Opera prima di Nick Laird, La banda delle casse da morto –
in originale Utterly Monkey – racconta dell'Ulster
attraverso i suoi personaggi. Le tracce che quel paesino nell'Irlanda
del Nord ha lasciato indelebili nelle loro vene, anche in Danny, che
se n'era allontanato anni prima per diventare un avvocato londinese.
E ci riesce anche, a nascondere quello strato d'Irlanda sotto la
pelle, finché non viene raggiunto da Geordie, amico d'infanzia,
fuggito dal paesino per evitare di farsi ammazzare dai fratelli
criminali della sua ragazza Janice. Non si tratta soltanto di una
questione di 'protezionismo familiare', ma anche di soldi trafugati.

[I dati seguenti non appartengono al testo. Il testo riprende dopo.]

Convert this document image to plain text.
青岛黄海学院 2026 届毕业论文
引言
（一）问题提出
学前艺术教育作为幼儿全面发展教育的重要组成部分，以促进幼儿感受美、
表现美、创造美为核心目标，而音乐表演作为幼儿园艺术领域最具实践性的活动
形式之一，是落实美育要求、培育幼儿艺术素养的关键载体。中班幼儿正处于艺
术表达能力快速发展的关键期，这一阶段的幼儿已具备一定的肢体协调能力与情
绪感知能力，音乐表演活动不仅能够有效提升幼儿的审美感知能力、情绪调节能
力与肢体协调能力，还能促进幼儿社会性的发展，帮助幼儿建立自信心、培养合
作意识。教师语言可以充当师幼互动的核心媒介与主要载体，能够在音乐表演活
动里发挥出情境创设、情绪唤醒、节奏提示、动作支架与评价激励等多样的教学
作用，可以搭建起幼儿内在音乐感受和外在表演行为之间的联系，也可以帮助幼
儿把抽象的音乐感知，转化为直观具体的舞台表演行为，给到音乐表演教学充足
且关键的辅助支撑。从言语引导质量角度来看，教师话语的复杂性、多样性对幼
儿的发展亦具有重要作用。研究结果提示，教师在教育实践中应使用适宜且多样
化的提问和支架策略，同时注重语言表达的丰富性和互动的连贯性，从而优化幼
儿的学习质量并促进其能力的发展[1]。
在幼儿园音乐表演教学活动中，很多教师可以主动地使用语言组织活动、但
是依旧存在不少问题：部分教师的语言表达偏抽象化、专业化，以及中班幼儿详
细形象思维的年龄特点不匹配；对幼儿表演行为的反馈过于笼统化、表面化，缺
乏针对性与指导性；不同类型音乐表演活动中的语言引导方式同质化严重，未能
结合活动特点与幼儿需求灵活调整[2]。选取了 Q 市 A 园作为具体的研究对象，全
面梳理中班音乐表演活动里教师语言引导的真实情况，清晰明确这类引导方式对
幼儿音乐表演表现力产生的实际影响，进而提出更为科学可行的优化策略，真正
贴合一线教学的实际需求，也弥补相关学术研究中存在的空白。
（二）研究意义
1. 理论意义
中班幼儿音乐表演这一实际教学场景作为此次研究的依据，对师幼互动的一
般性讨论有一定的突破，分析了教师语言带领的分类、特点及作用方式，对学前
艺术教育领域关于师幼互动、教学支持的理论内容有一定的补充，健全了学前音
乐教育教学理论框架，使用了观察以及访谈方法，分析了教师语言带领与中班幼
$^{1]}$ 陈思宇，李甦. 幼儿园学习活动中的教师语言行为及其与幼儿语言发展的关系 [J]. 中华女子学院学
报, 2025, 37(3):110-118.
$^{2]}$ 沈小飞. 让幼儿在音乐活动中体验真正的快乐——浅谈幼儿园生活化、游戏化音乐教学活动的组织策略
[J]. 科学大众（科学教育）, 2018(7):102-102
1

E a cosa servivano quei soldi?
Un'opera
ironica, divertente, quasi allegra dalla quale a mio avviso potrebbe
uscire perfettamente un film di Guy Ritchie.
Mi
facevano spesso sorridere gli incontri di Danny e Geordie coi
compaesani. 'Ah, ma tu di chi sei figlio? Ma certo, conosco tuo
padre. E tuo zio. E quella ragazza, hai presente, la figlia della
tizia delle poste...'. Beh, mi fanno sorridere. Ricordo di quando,
anni fa, avevo lasciato il mio ligure paesello per andare a studiare
a Milano. Le mie compagne di università, milanesi, hanno riso quando
ho chiesto loro se conoscevano tale o talaltra persona. Nelle grandi
città tutto si perde, è un marasma confuso di volti e nomi che non
significano nulla. Invece ero capitata in stanza con una ragazza
della mia città e praticamente conoscevamo le stesse persone, anche
se non ci eravamo mai viste. Un po' l'ho sentito mio, questo libro.
IRA a parte, s'intende.
L'assassino
ipocondriaco di Juan Jacinto Munoz Rengel – traduzione di Pierpaolo
Marchetti – Castelvecchi, 2012
Questo
libro è stato un po' una delusione, ma, ammetto, in modo assai
personale. Chi apprezza le divagazioni aneddotiche e il racconto di
fatti curiosi, sicuramente avrebbe potuto apprezzarlo molto più di
quanto non l'abbia apprezzato io. Non che sia scritto male, anzi. E
non è che la storia non fosse interessante, anzi. Il problema è
l'ipocondria del protagonista, il signor Y, che fagocita la
narrazione in un vortice di acciacchi e malanni improbabili. Spuntano
qua e là stralci del passato del signor Y, che ci aiutano a
comprendere come abbia fatto a diventare la persona che è, ma che
non fanno molta luce su come abbia potuto diventare un assassino a
pagamento. E soprattutto, i capitoli della storia del signor Y
vengono troppo spesso intervallati – o meglio, troppo spesso per un
libro tanto breve – dalle storie di personaggi famosi ipocondriaci
o malandati. Una quasi totalità di geniali orfani, tra cui Kant,
Swift, Edgar Allan Poe... E non dico che questi capitoli non siano di
per sé interessanti, ma avrei preferito saperne di più sul signor
Y. Dopotutto, se passate di qua abbastanza spesso, forse saprete
quanto io adori caratterizzazioni estreme e puntigliose,
introspezioni psicologiche precise che non lascino alcun dubbio su
chi sia o cosa voglia quel personaggio. E, soprattutto, perché.
Per
quanto scritto bene – e molto ben tradotto – e con un soggetto
tanto interessante, L'assassino ipocondriaco è stato per me una
lettura un po' incompleta. Piacevole, ma incompleta. La mia delusione
è anche figlia delle altissime aspettative che avevo. Il signor Juan
Jacinto Munoz Rengel aveva per le mani un'ottima storia, un bel
protagonista e uno stile stupendo, raffinato, alto e chiarissimo.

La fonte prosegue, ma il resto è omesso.